Nine groups, including fighters and religious scholars, have dismissed the statement by Islamic State, an al-Qaeda offshoot which declared its leader ruler of the Muslim world earlier this week after military gains in neighbouring Iraq.
The group, formerly called the Islamic State in Iraq and the Levant (ISIL), has seized parts of eastern Syria and western Iraq but is still battling rival armed groups in Syria.
"The terms of the caliphate have not been realised at present, especially in terms of state organisations," the statement by the nine groups said, calling on Muslims to avoid siding with the Islamic State.
They also said that the announcement would be used as a pretext by foreign powers who want to tilt the balance against rebels seeking to topple Syrian President Bashar al-Assad and would improve his image in the West as a legitimate leader.
The June 30 statement, which Syrian activists said appeared genuine, was signed by groups including Islamic Front, a coalition which includes Saudi-backed combatants, and by the top body of Syrian Islamic scholars in exile.
Al-Qaeda's official Syrian branch, the Nusra Front, one of Islamic State's main rivals in the country, has yet to comment.
Infighting between anti-Assad armed groups has killed about 7,000 people so far this year according to the Syrian Observatory for Human Rights, a monitoring group.
Islamic State, which derives much of its strength from foreign fighters, has seized large areas of Iraqi territory including the city of Mosul and has threatened to advance towards the capital, Baghdad.

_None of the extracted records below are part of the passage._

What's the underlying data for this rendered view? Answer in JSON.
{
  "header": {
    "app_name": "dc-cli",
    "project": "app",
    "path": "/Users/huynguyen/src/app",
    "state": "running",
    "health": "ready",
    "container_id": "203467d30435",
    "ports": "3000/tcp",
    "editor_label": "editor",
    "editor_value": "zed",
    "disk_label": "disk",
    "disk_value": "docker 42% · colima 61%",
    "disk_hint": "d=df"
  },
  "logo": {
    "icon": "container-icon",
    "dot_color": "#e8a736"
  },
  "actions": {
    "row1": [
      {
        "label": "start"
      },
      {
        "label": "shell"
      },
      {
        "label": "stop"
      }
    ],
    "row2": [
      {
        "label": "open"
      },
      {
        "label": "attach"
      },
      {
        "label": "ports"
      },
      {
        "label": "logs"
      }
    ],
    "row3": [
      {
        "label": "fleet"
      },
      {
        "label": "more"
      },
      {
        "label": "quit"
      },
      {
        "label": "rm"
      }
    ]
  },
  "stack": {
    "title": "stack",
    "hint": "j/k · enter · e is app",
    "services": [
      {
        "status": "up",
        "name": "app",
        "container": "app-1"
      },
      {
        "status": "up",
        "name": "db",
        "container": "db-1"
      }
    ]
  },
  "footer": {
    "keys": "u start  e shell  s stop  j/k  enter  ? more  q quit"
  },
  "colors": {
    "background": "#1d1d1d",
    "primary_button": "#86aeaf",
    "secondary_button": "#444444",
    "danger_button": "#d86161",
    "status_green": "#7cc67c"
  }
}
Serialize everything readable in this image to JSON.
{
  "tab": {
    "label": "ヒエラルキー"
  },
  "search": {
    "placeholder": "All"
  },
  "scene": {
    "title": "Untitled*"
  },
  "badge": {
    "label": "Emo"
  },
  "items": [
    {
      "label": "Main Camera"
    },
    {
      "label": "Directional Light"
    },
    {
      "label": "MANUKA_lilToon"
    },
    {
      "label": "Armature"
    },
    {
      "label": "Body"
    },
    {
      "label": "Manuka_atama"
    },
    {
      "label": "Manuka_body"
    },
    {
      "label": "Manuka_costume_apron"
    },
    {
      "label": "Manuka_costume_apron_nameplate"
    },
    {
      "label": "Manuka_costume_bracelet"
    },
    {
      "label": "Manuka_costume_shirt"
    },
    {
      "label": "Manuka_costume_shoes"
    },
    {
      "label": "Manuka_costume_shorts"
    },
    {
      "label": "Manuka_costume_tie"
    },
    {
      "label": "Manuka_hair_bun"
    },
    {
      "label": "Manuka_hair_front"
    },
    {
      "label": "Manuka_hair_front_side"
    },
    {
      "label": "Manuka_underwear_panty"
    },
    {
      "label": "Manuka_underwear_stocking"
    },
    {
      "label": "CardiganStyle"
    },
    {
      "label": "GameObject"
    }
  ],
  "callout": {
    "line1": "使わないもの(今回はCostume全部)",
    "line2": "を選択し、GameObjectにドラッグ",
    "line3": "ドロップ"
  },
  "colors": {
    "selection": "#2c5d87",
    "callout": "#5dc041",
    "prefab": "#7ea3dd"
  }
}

In Syria, it is fighting with rivals in the province of Deir al-Zor, bordering Iraq. The Observatory said on Tuesday that Islamic State was in control of most of Albu Kamal, a border town where rivals have fought back in recent days.
Islamic State is an al-Qaeda splinter group that has roots in Iraq and expanded into Syria shortly after the start of the uprising against Assad three years ago.
It controls large parts of Syria's eastern oil-producing Euphrates River region, and its gains in Iraq since June 10 mean it has command of a cross-border expanse of territory.
By claiming leadership across the Muslim world - in a direct challenge to al-Qaeda's leader Ayman al-Zawahri - Islamic State could deepen divisions and rivalry among al-Qaeda offshoots.
"This announcement will only deepen the conflict with the central al-Qaeda organisation over the legitimacy of who represents it now and as a result who represents true Islam," said Jordan-based Hassan Abu Haniyah, an expert on the groups.